People often laud classical fiction like 1984 as predicting the future, but we forget that these stories were reactions to the times the writers lived in.
The Hunger Games by Suzanne Collins is a more modern example. It was inspired by the Greek myth of Theseus and the Minotaur. As a punishment for previous deeds, Athens was required to send seven boys and girls to Crete where they would be put within the Labyrinth to be devoured by the monstrous Minotaur.
But it was also inspired by the phrase “panem et circenses.” Bread and games, or bread and circuses.
Originally coined by Roman satirical poet Juvenal, the phrase references superficial appeasement. Gaining public approval by diversion or by meeting only the immediate or base needs of a populace. The world The Hunger Games exists in is even called Panem, the latin word for bread.
I’m sure we can all extrapolate on examples of this exact concept in our modern world.
Collins has said that she only ever writes a new novel when she has something to say, and the fact that she has released yet another prequel to the hunger games in the past year is not a coincidence. She is using her fiction as a way to see things for what they are, and help others see it too.
But the paradox of creativity as a way of understanding and confronting our reality, is that in times like this it becomes a struggle to find the energy and power to do so.
We’re tired. We’re exhausted and it’s not a flaw in the system. It’s purposeful. A tired populous is an easier one to control.
So what do we do? As individuals, as creators?
There’s no quick or easy answer. Things like this event, things where we take the time to reflect and talk and create can help.
Now that we are all starting to understand how little social media is delivering on its promise, we have to start finding new ways to foster communication and create community.
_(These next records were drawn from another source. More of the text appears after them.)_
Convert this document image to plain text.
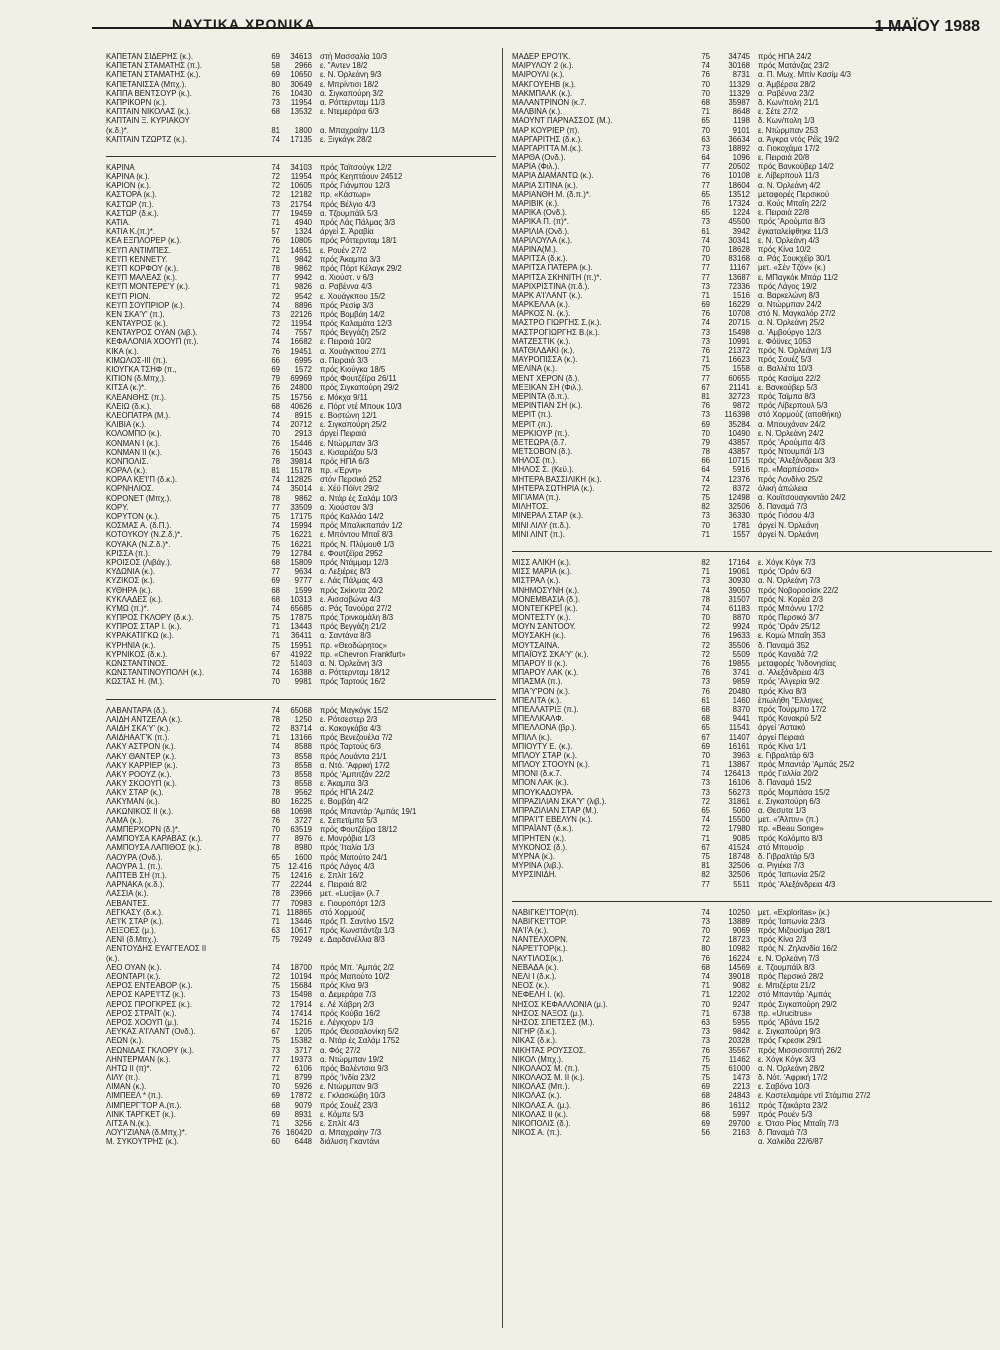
ΝΑΥΤΙΚΑ ΧΡΟΝΙΚΑ	1 ΜΑΪΟΥ 1988
ΚΑΠΕΤΑΝ ΣΙΔΕΡΗΣ (κ.).	69	34613	στή Μασσαλία 10/3
ΚΑΠΕΤΑΝ ΣΤΑΜΑΤΗΣ (π.).	58	2966	ε. "Αντεν 18/2
ΚΑΠΕΤΑΝ ΣΤΑΜΑΤΗΣ (κ.).	69	10650	ε. Ν. Όρλεάνη 9/3
ΚΑΠΕΤΑΝΙΣΣΑ (Μπχ.).	80	30649	ε. Μπρίντισι 18/2
ΚΑΠΠΑ ΒΕΝΤΣΟΥΡ (κ.).	76	10430	α. Σιγκαπούρη 3/2
ΚΑΠΡΙΚΟΡΝ (κ.).	73	11954	α. Ρόττερνταμ 11/3
ΚΑΠΤΑΙΝ ΝΙΚΟΛΑΣ (κ.).	68	13532	ε. Ντεμεράρα 6/3
ΚΑΠΤΑΙΝ Ξ. ΚΥΡΙΑΚΟΥ
(κ.δ.)*.	81	1800	α. Μπαχραίην 11/3
ΚΑΠΤΑΙΝ ΤΖΩΡΤΖ (κ.).	74	17135	ε. Ξιγκάγκ 28/2
ΚΑΡΙΝΑ	74	34103	πρός Ταϊτσούγκ 12/2
ΚΑΡΙΝΑ (κ.).	72	11954	πρός Κεηπτάουν 24512
ΚΑΡΙΟΝ (κ.).	72	10605	πρός Γιάνμπου 12/3
ΚΑΣΤΟΡΑ (κ.).	72	12182	πρ. «Κάστωρ»
ΚΑΣΤΩΡ (π.).	73	21754	πρός Βέλγιο 4/3
ΚΑΣΤΩΡ (δ.κ.).	77	19459	α. Τζουμπάϊλ 5/3
ΚΑΤΙΑ.	71	4940	πρός Λάς Πάλμας 3/3
ΚΑΤΙΑ Κ.(π.)*.	57	1324	άργεί Σ. Άραβία
ΚΕΑ ΕΞΠΛΟΡΕΡ (κ.).	76	10805	πρός Ρόττερνταμ 18/1
ΚΕ'Ι'Π ΑΝΤΙΜΠΕΣ.	72	14651	ε. Ρουέν 27/2
ΚΕ'Ι'Π ΚΕΝΝΕΤΥ.	71	9842	πρός Άκαμπα 3/3
ΚΕ'Ι'Π ΚΟΡΦΟΥ (κ.).	78	9862	πρός Πόρτ Κέλαγκ 29/2
ΚΕ'Ι'Π ΜΑΛΕΑΣ (κ.).	77	9942	α. Χιούστ. ν 6/3
ΚΕ'Ι'Π ΜΟΝΤΕΡΕ'Υ (κ.).	71	9826	α. Ραβέννα 4/3
ΚΕ'Ι'Π ΡΙΟΝ.	72	9542	ε. Χουάγκπου 15/2
ΚΕ'Ι'Π ΣΟΥΠΡΙΟΡ (κ.).	74	8896	πρός Ρεσίφ 3/3
ΚΕΝ ΣΚΑ'Υ' (π.).	73	22126	πρός Βομβάη 14/2
ΚΕΝΤΑΥΡΟΣ (κ.).	72	11954	πρός Καλαμάτα 12/3
ΚΕΝΤΑΥΡΟΣ ΟΥΑΝ (λιβ.).	74	7557	πρός Βεγγάζη 25/2
ΚΕΦΑΛΟΝΙΑ ΧΟΟΥΠ (π.).	74	16682	ε. Πειραιά 10/2
ΚΙΚΑ (κ.).	76	19451	α. Χουάγκπου 27/1
ΚΙΜΩΛΟΣ-ΙΙΙ (π.).	66	6995	α. Πειραιά 3/3
ΚΙΟΥΓΚΑ ΤΣΗΦ (π.,	69	1572	πρός Κιούγκα 18/5
ΚΙΤΙΟΝ (δ.Μπχ.).	79	69969	πρός Φουτζέϊρα 26/11
ΚΙΤΣΑ (κ.)*.	76	24800	πρός Σιγκαπούρη 29/2
ΚΛΕΑΝΘΗΣ (π.).	75	15756	ε. Μόκχα 9/11
ΚΛΕΙΩ (δ.κ.).	68	40626	ε. Πόρτ ντέ Μπουκ 10/3
ΚΛΕΟΠΑΤΡΑ (Μ.).	74	8915	ε. Βοστώνη 12/1
ΚΛΙΒΙΑ (κ.).	74	20712	ε. Σιγκαπούρη 25/2
ΚΟΛΟΜΠΟ (κ.).	70	2913	άργεί Πειραιά
ΚΟΝΜΑΝ Ι (κ.).	76	15446	ε. Ντώρμπαν 3/3
ΚΟΝΜΑΝ ΙΙ (κ.).	76	15043	ε. Κισαράζου 5/3
ΚΟΝΠΟΛΙΣ.	78	39814	πρός ΗΠΑ 6/3
ΚΟΡΑΛ (κ.).	81	15178	πρ. «Έρνη»
ΚΟΡΑΛ ΚΕ'Ι'Π (δ.κ.).	74 112825	στόν Περσικό 252
ΚΟΡΝΗΛΙΟΣ.	74	35014	ε. Χέϋ Πόϊντ 29/2
ΚΟΡΟΝΕΤ (Μπχ.).	78	9862	α. Ντάρ ές Σαλάμ 10/3
ΚΟΡΥ.	77	33509	α. Χιούστον 3/3
ΚΟΡΥΤΟΝ (κ.).	75	17175	πρός Καλλάο 14/2
ΚΟΣΜΑΣ Α. (δ.Π.).	74	15994	πρός Μπαλικπαπάν 1/2
ΚΟΤΟΥΚΟΥ (Ν.Ζ.δ.)*.	75	16221	ε. Μπόντου Μπαΐ 8/3
ΚΟΥΑΚΑ (Ν.Ζ.δ.)*.	75	16221	πρός Ν. Πλύμουθ 1/3
ΚΡΙΣΣΑ (π.).	79	12784	ε. Φουτζέϊρα 2952
ΚΡΟΙΣΟΣ (Λιβάγ.).	68	15809	πρός Ντάμμαμ 12/3
ΚΥΔΩΝΙΑ (κ.).	77	9634	α. Λεξιέρες 8/3
ΚΥΖΙΚΟΣ (κ.).	69	9777	ε. Λάς Πάλμας 4/3
ΚΥΘΗΡΑ (κ.).	68	1599	πρός Σκίκντα 20/2
ΚΥΚΛΑΔΕΣ (κ.).	68	10313	ε. Αισσαβώνα 4/3
ΚΥΜΩ (π.)*.	74	65685	α. Ράς Τανούρα 27/2
ΚΥΠΡΟΣ ΓΚΛΟΡΥ (δ.κ.).	75	17875	πρός Τρινκομάλη 8/3
ΚΥΠΡΟΣ ΣΤΑΡ Ι. (κ.).	71	13443	πρός Βεγγάζη 21/2
ΚΥΡΑΚΑΤΙΓΚΩ (κ.).	71	36411	α. Σαντάνα 8/3
ΚΥΡΗΝΙΑ (κ.).	75	15951	πρ. «Θεοδώρητος»
ΚΥΡΝΙΚΟΣ (δ.κ.).	67	41922	πρ. «Chevron Frankfurt»
ΚΩΝΣΤΑΝΤΙΝΟΣ.	72	51403	α. Ν. Όρλεάνη 3/3
ΚΩΝΣΤΑΝΤΙΝΟΥΠΟΛΗ (κ.).	74	16388	α. Ρόττερνταμ 18/12
ΚΩΣΤΑΣ Η. (Μ.).	70	9981	πρός Ταρτούς 16/2
ΛΑΒΑΝΤΑΡΑ (δ.).	74	65068	πρός Μαγκόγκ 15/2
ΛΑΙΔΗ ΑΝΤΖΕΛΑ (κ.).	78	1250	ε. Ρότσεστερ 2/3
ΛΑΙΔΗ ΣΚΑ'Υ' (κ.).	72	83714	α. Κακογκάβα 4/3
ΛΑΙΔΗΑΑ'Γ'Κ (π.).	71	13166	πρός Βενεζουέλα 7/2
ΛΑΚΥ ΑΣΤΡΟΝ (κ.).	74	8588	πρός Ταρτούς 6/3
ΛΑΚΥ ΘΑΝΤΕΡ (κ.).	73	8558	πρός Λουάντα 21/1
ΛΑΚΥ ΚΑΡΡΙΕΡ (κ.).	73	8558	α. Ντό. 'Αφρική 17/2
ΛΑΚΥ ΡΟΟΥΖ (κ.).	73	8558	πρός 'Αμπιτζάν 22/2
ΛΑΚΥ ΣΚΟΟΥΠ (κ.).	73	8558	ε. Άκαμπα 3/3
ΛΑΚΥ ΣΤΑΡ (κ.).	78	9562	πρός ΗΠΑ 24/2
ΛΑΚΥΜΑΝ (κ.).	80	16225	ε. Βομβάη 4/2
ΛΑΚΩΝΙΚΟΣ ΙΙ (κ.).	68	10698	πρός Μπαντάρ 'Αμπάς 19/1
ΛΑΜΑ (κ.).	76	3727	ε. Σεπετίμπα 5/3
ΛΑΜΠΕΡΧΟΡΝ (δ.)*.	70	63519	πρός Φουτζέϊρα 18/12
ΛΑΜΠΟΥΣΑ ΚΑΡΑΒΑΣ (κ.).	77	8976	ε. Μονρόβια 1/3
ΛΑΜΠΟΥΣΑ ΛΑΠΙΘΟΣ (κ.).	78	8980	πρός 'Ιταλία 1/3
ΛΑΟΥΡΑ (Ονδ.).	65	1600	πρός Ματούτο 24/1
ΛΑΟΥΡΑ 1. (π.).	75	12.416	πρός Λάγος 4/3
ΛΑΠΤΕΒ ΣΗ (π.).	75	12416	ε. Σπλίτ 16/2
ΛΑΡΝΑΚΑ (κ.δ.).	77	22244	ε. Πειραιά 8/2
ΛΑΣΣΙΑ (κ.).	78	23966	μετ. «Lucija» (λ.7
ΛΕΒΑΝΤΕΣ.	77	70983	ε. Γιουροπόρτ 12/3
ΛΕΓΚΑΣΥ (δ.κ.).	71 118865	στό Χορμούζ
ΛΕ'Ι'Κ ΣΤΑΡ (κ.).	71	13446	πρός Π. Σαντίνο 15/2
ΛΕΙΞΟΕΣ (μ.).	63	10617	πρός Κωνστάντζα 1/3
ΛΕΝΙ (δ.Μπχ.).	75	79249	ε. Δαρδανέλλια 8/3
ΛΕΝΤΟΥΔΗΣ ΕΥΑΓΓΕΛΟΣ ΙΙ
(κ.).
ΛΕΟ ΟΥΑΝ (κ.).	74	18700	πρός Μπ. 'Αμπάς 2/2
ΛΕΟΝΤΑΡΙ (κ.).	72	10194	πρός Μαπούτο 10/2
ΛΕΡΟΣ ΕΝΤΕΑΒΟΡ (κ.).	75	15684	πρός Κίνα 9/3
ΛΕΡΟΣ ΚΑΡΕ'Ι'ΤΖ (κ.).	73	15498	α. Δεμεράρα 7/3
ΛΕΡΟΣ ΠΡΟΓΚΡΕΣ (κ.).	72	17914	ε. Λέ Χάβρη 2/3
ΛΕΡΟΣ ΣΤΡΑΪΤ (κ.).	74	17414	πρός Κούβα 16/2
ΛΕΡΟΣ ΧΟΟΥΠ (μ.).	74	15216	ε. Λέγκχορν 1/3
ΛΕΥΚΑΣ Α'Ι'ΛΑΝΤ (Ονδ.).	67	1205	πρός Θεσσαλονίκη 5/2
ΛΕΩΝ (κ.).	75	15382	α. Ντάρ ές Σαλάμ 1752
ΛΕΩΝΙΔΑΣ ΓΚΛΟΡΥ (κ.).	73	3717	α. Φός 27/2
ΛΗΝΤΕΡΜΑΝ (κ.).	77	19373	α. Ντώρμπαν 19/2
ΛΗΤΩ ΙΙ (π)*.	72	6106	πρός Βαλέντσια 9/3
ΛΙΛΥ (π.).	71	8799	πρός 'Ινδία 23/2
ΛΙΜΑΝ (κ.).	70	5926	ε. Ντώρμπαν 9/3
ΛΙΜΠΕΕΛ * (π.).	69	17872	ε. Γκλασκώβη 10/3
ΛΙΜΠΕΡΓ'ΤΟΡ Α.(π.).	68	9079	πρός Σουέζ 23/3
ΛΙΝΚ ΤΑΡΓΚΕΤ (κ.).	69	8931	ε. Κόμπε 5/3
ΛΙΤΣΑ Ν.(κ.).	71	3256	ε. Σπλίτ 4/3
ΛΟΥ'Ι'ΖΙΑΝΑ (δ.Μπχ.)*.	76 160420	α. Μπαχραίην 7/3
Μ. ΣΥΚΟΥΤΡΗΣ (κ.).	60	6448	διάλυση Γκαντάνι
ΜΑΔΕΡ ΕΡΟ'Ι'Κ.	75	34745	πρός ΗΠΑ 24/2
ΜΑΙΡΥΛΟΥ 2 (κ.).	74	30168	πρός Ματάνζας 23/2
ΜΑΙΡΟΥΛΙ (κ.).	76	8731	α. Π. Μωχ. Μπίν Κασίμ 4/3
ΜΑΚΓΟΥΕΗΒ (κ.).	70	11329	α. Άμβέρσα 28/2
ΜΑΚΜΠΑΛΚ (κ.).	70	11329	α. Ραβέννα 23/2
ΜΑΛΑΝΤΡΙΝΟΝ (κ.7.	68	35987	δ. Κων/πολη 21/1
ΜΑΛΒΙΝΑ (κ.).	71	8648	ε. Σέτε 27/2
ΜΑΟΥΝΤ ΠΑΡΝΑΣΣΟΣ (Μ.).	65	1198	δ. Κων/πολη 1/3
ΜΑΡ ΚΟΥΡΙΕΡ (π).	70	9101	ε. Ντώρμπαν 253
ΜΑΡΓΑΡΙΤΗΣ (δ.κ.).	63	36634	α. Άγκρα ντός Ρέϊς 19/2
ΜΑΡΓΑΡΙΤΤΑ Μ.(κ.).	73	18892	α. Γιοκοχάμα 17/2
ΜΑΡΘΑ (Ονδ.).	64	1096	ε. Πειραιά 20/8
ΜΑΡΙΑ (Φιλ.).	77	20502	πρός Βανκούβερ 14/2
ΜΑΡΙΑ ΔΙΑΜΑΝΤΩ (κ.).	76	10108	ε. Λίβερπουλ 11/3
ΜΑΡΙΑ ΣΙΤΙΝΑ (κ.).	77	18604	α. Ν. Όρλεάνη 4/2
ΜΑΡΙΑΝΘΗ Μ. (δ.π.)*.	65	13512	μεταφορές Περσικού
ΜΑΡΙΒΙΚ (κ.).	76	17324	α. Κούς Μπαΐη 22/2
ΜΑΡΙΚΑ (Ονδ.).	65	1224	ε. Πειραιά 22/8
ΜΑΡΙΚΑ Π. (π)*.	73	45500	πρός 'Αρούμπα 8/3
ΜΑΡΙΛΙΑ (Ονδ.).	61	3942	έγκαταλείφθηκε 11/3
ΜΑΡΙΛΟΥΛΑ (κ.).	74	30341	ε. Ν. Όρλεάνη 4/3
ΜΑΡΙΝΑ(Μ.).	70	18628	πρός Κίνα 10/2
ΜΑΡΙΤΣΑ (δ.κ.).	70	83168	α. Ράς Σουκχέϊρ 30/1
ΜΑΡΙΤΣΑ ΠΑΤΕΡΑ (κ.).	77	11167	μετ. «Σέν Τζόν» (κ.)
ΜΑΡΙΤΣΑ ΣΚΗΝΙΤΗ (π.)*.	77	13687	ε. ΜΠαγκόκ Μπάρ 11/2
ΜΑΡΙΧΡΙΣΤΙΝΑ (π.δ.).	73	72336	πρός Λάγος 19/2
ΜΑΡΚ Α'Ι'ΛΑΝΤ (κ.).	71	1516	α. Βαρκελώνη 8/3
ΜΑΡΚΕΛΛΑ (κ.).	69	16229	α. Ντώρμπαν 24/2
ΜΑΡΚΟΣ Ν. (κ.).	76	10708	στό Ν. Μαγκαλόρ 27/2
ΜΑΣΤΡΟ ΓΙΩΡΓΗΣ Σ.(κ.).	74	20715	α. Ν. Όρλεάνη 25/2
ΜΑΣΤΡΟΓΙΩΡΓΗΣ Β.(κ.).	73	15498	α. 'Αμβούργο 12/3
ΜΑΤΖΕΣΤΙΚ (κ.).	73	10991	ε. Φόϋνες 1053
ΜΑΤΘΙΛΔΑΚΙ (κ.).	76	21372	πρός Ν. Όρλεάνη 1/3
ΜΑΥΡΟΠΙΣΣΑ (κ.).	71	16623	πρός Σουέζ 5/3
ΜΕΛΙΝΑ (κ.).	75	1558	α. Βαλλέτα 10/3
ΜΕΝΤ ΧΕΡΟΝ (δ.).	77	60655	πρός Κασίμα 22/2
ΜΕΞΙΚΑΝ ΣΗ (Φιλ.).	67	21141	ε. Βανκούβερ 5/3
ΜΕΡΙΝΤΑ (δ.π.).	81	32723	πρός Ταϊμπα 8/3
ΜΕΡΙΝΤΙΑΝ ΣΗ (κ.).	76	9872	πρός Λίβερπουλ 5/3
ΜΕΡΙΤ (π.).	73	116398	στό Χορμούζ (αποθήκη)
ΜΕΡΙΤ (π.).	69	35284	α. Μπουχάναν 24/2
ΜΕΡΚΙΟΥΡ (π.).	70	10490	ε. Ν. Όρλεάνη 24/2
ΜΕΤΕΩΡΑ (δ.7.	79	43857	πρός 'Αρούμπα 4/3
ΜΕΤΣΟΒΟΝ (δ.).	78	43857	πρός Ντουμπάϊ 1/3
ΜΗΛΟΣ (π.).	66	10715	πρός 'Αλεξάνδρεια 3/3
ΜΗΛΟΣ Σ. (Κεϋ.).	64	5916	πρ. «Μαρπέσσα»
ΜΗΤΕΡΑ ΒΑΣΣΙΛΙΚΗ (κ.).	74	12376	πρός Λονδίνο 25/2
ΜΗΤΕΡΑ ΣΩΤΗΡΙΑ (κ.).	72	8372	όλική άπώλεια
ΜΙΓΙΑΜΑ (π.).	75	12498	α. Κουϊτσουαγκιντάο 24/2
ΜΙΛΗΤΟΣ.	82	32506	δ. Παναμά 7/3
ΜΙΝΕΡΑΛ ΣΤΑΡ (κ.).	73	36330	πρός Γιόσου 4/3
ΜΙΝΙ ΛΙΛΥ (π.δ.).	70	1781	άργεί Ν. Όρλεάνη
ΜΙΝΙ ΛΙΝΤ (π.).	71	1557	άργεί Ν. Όρλεάνη
ΜΙΣΣ ΑΛΙΚΗ (κ.).	82	17164	ε. Χόγκ Κόγκ 7/3
ΜΙΣΣ ΜΑΡΙΑ (κ.).	71	19061	πρός 'Οράν 6/3
ΜΙΣΤΡΑΛ (κ.).	73	30930	α. Ν. Όρλεάνη 7/3
ΜΝΗΜΟΣΥΝΗ (κ.).	74	39050	πρός Νοβοροσίσκ 22/2
ΜΟΝΕΜΒΑΣΙΑ (δ.).	78	31507	πρός Ν. Κορέα 2/3
ΜΟΝΤΕΓΚΡΕΪ (κ.).	74	61183	πρός Μπόννυ 17/2
ΜΟΝΤΕΣΤΥ (κ.).	70	8870	πρός Περσικό 3/7
ΜΟΥΝ ΣΑΝΤΟΟΥ.	72	9924	πρός 'Οράν 25/12
ΜΟΥΣΑΚΗ (κ.).	76	19633	ε. Κομώ Μπαΐη 353
ΜΟΥΤΣΑΙΝΑ.	72	35506	δ. Παναμά 352
ΜΠΑΪΟΥΣ ΣΚΑ'Υ' (κ.).	72	5509	πρός Καναδά 7/2
ΜΠΑΡΟΥ ΙΙ (κ.).	76	19855	μεταφορές 'Ινδονησίας
ΜΠΑΡΟΥ ΛΑΚ (κ.).	76	3741	α. 'Αλεξάνδρεια 4/3
ΜΠΑΣΜΑ (π.).	73	9859	πρός 'Αλγερία 9/2
ΜΠΑ'Υ'ΡΟΝ (κ.).	76	20480	πρός Κίνα 8/3
ΜΠΕΛΙΤΑ (κ.).	61	1460	έπωλήθη "Ελληνες
ΜΠΕΛΛΑΤΡΙΞ (π.).	68	8370	πρός Τούρμπο 17/2
ΜΠΕΛΛΚΑΛΦ.	68	9441	πρός Κονακρύ 5/2
ΜΠΕΛΛΟΝΑ (βρ.).	65	11541	άργεί 'Αστακό
ΜΠΙΛΛ (κ.).	67	11407	άργεί Πειραιά
ΜΠΙΟΥΤΥ Ε. (κ.).	69	16161	πρός Κίνα 1/1
ΜΠΛΟΥ ΣΤΑΡ (κ.).	70	3963	ε. Γιβραλτάρ 6/3
ΜΠΛΟΥ ΣΤΟΟΥΝ (κ.).	71	13867	πρός Μπαντάρ 'Αμπάς 25/2
ΜΠΟΝΙ (δ.κ.7.	74	126413	πρός Γαλλία 20/2
ΜΠΟΝ ΛΑΚ (κ.).	73	16106	δ. Παναμά 15/2
ΜΠΟΥΚΑΔΟΥΡΑ.	73	56273	πρός Μομπάσα 15/2
ΜΠΡΑΖΙΛΙΑΝ ΣΚΑ'Υ' (λιβ.).	72	31861	ε. Σιγκαπούρη 6/3
ΜΠΡΑΖΙΛΙΑΝ ΣΤΑΡ (Μ.).	65	5060	α. Θεσυτα 1/3
ΜΠΡΑ'Ι'Τ ΕΒΕΛΥΝ (κ.).	74	15500	μετ. «'Άλπιν» (π.)
ΜΠΡΑΪΑΝΤ (δ.κ.).	72	17980	πρ. «Beau Songe»
ΜΠΡΗΤΕΝ (κ.).	71	9085	πρός Κολόμπο 8/3
ΜΥΚΟΝΟΣ (δ.).	67	41524	στό Μπουσίρ
ΜΥΡΝΑ (κ.).	75	18748	δ. Γιβραλτάρ 5/3
ΜΥΡΙΝΑ (λιβ.).	81	32506	α. Ριγιέκα 7/3
ΜΥΡΣΙΝΙΔΗ.	82	32506	πρός 'Ιαπωνία 25/2
77	5511	πρός 'Αλεξάνδρεια 4/3
ΝΑΒΙΓΚΕ'Ι'ΤΟΡ(π).	74	10250	μετ. «Exploritas» (κ.)
ΝΑΒΙΓΚΕ'Ι'ΤΟΡ.	73	13889	πρός 'Ιαπωνία 23/3
ΝΑ'Ι'Α (κ.).	70	9069	πρός Μιζουσίμα 28/1
ΝΑΝΤΕΛΧΟΡΝ.	72	18723	πρός Κίνα 2/3
ΝΑΡΕ'Ι'ΤΟΡ(κ.).	80	10982	πρός Ν. Ζηλανδία 16/2
ΝΑΥΤΙΛΟΣ(κ.).	76	16224	ε. Ν. Όρλεάνη 7/3
ΝΕΒΑΔΑ (κ.).	68	14569	ε. Τζουμπάϊλ 8/3
ΝΕΛΙ Ι (δ.κ.).	74	39018	πρός Περσικό 28/2
ΝΕΟΣ (κ.).	71	9082	ε. Μπιζέρτα 21/2
ΝΕΦΕΛΗ Ι. (κ).	71	12202	στό Μπαντάρ 'Αμπάς
ΝΗΣΟΣ ΚΕΦΑΛΛΟΝΙΑ (μ.).	70	9247	πρός Σιγκαπούρη 29/2
ΝΗΣΟΣ ΝΑΞΟΣ (μ.).	71	6738	πρ. «Urucitrus»
ΝΗΣΟΣ ΣΠΕΤΣΕΣ (Μ.).	63	5955	πρός 'Αβάνα 15/2
ΝΙΓΗΡ (δ.κ.).	73	9842	ε. Σιγκαπούρη 9/3
ΝΙΚΑΣ (δ.κ.).	73	20328	πρός Γκρεσικ 29/1
ΝΙΚΗΤΑΣ ΡΟΥΣΣΟΣ.	76	35567	πρός Μισσισσιππή 26/2
ΝΙΚΟΛ (Μπχ.).	75	11462	ε. Χόγκ Κόγκ 3/3
ΝΙΚΟΛΑΟΣ Μ. (π.).	75	61000	α. Ν. Όρλεάνη 28/2
ΝΙΚΟΛΑΟΣ Μ. ΙΙ (κ.).	75	1473	δ. Νότ. 'Αφρική 17/2
ΝΙΚΟΛΑΣ (Μπ.).	69	2213	ε. Σαβόνα 10/3
ΝΙΚΟΛΑΣ (κ.).	68	24843	ε. Καστελαμάρε ντί Στάμπια 27/2
ΝΙΚΟΛΑΣ Α. (μ.).	86	16112	πρός Τζακάρτα 23/2
ΝΙΚΟΛΑΣ ΙΙ (κ.).	68	5997	πρός Ρουέν 5/3
ΝΙΚΟΠΟΛΙΣ (δ.).	69	29700	ε. Ότσο Ρίος Μπαΐη 7/3
ΝΙΚΟΣ Α. (π.).	56	2163	δ. Παναμά 7/3
α. Χαλκίδα 22/6/87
More of us are looking locally, either finding or founding groups to help not just with organizing, but to remind each other of our why. Not just to help each other manage logistical issues, but to help each other face the mental and emotional impacts. To create solidarity. To support each other.
My hope is that we find and create more spaces in time like Pause at the Threshold. That among all the noise and the pain that we find ways to center ourselves. To create so that we can understand.
And time. Things are not settling, and they may not for a while, but every season ends.
There will always be another solstice, another longest day, another longest night.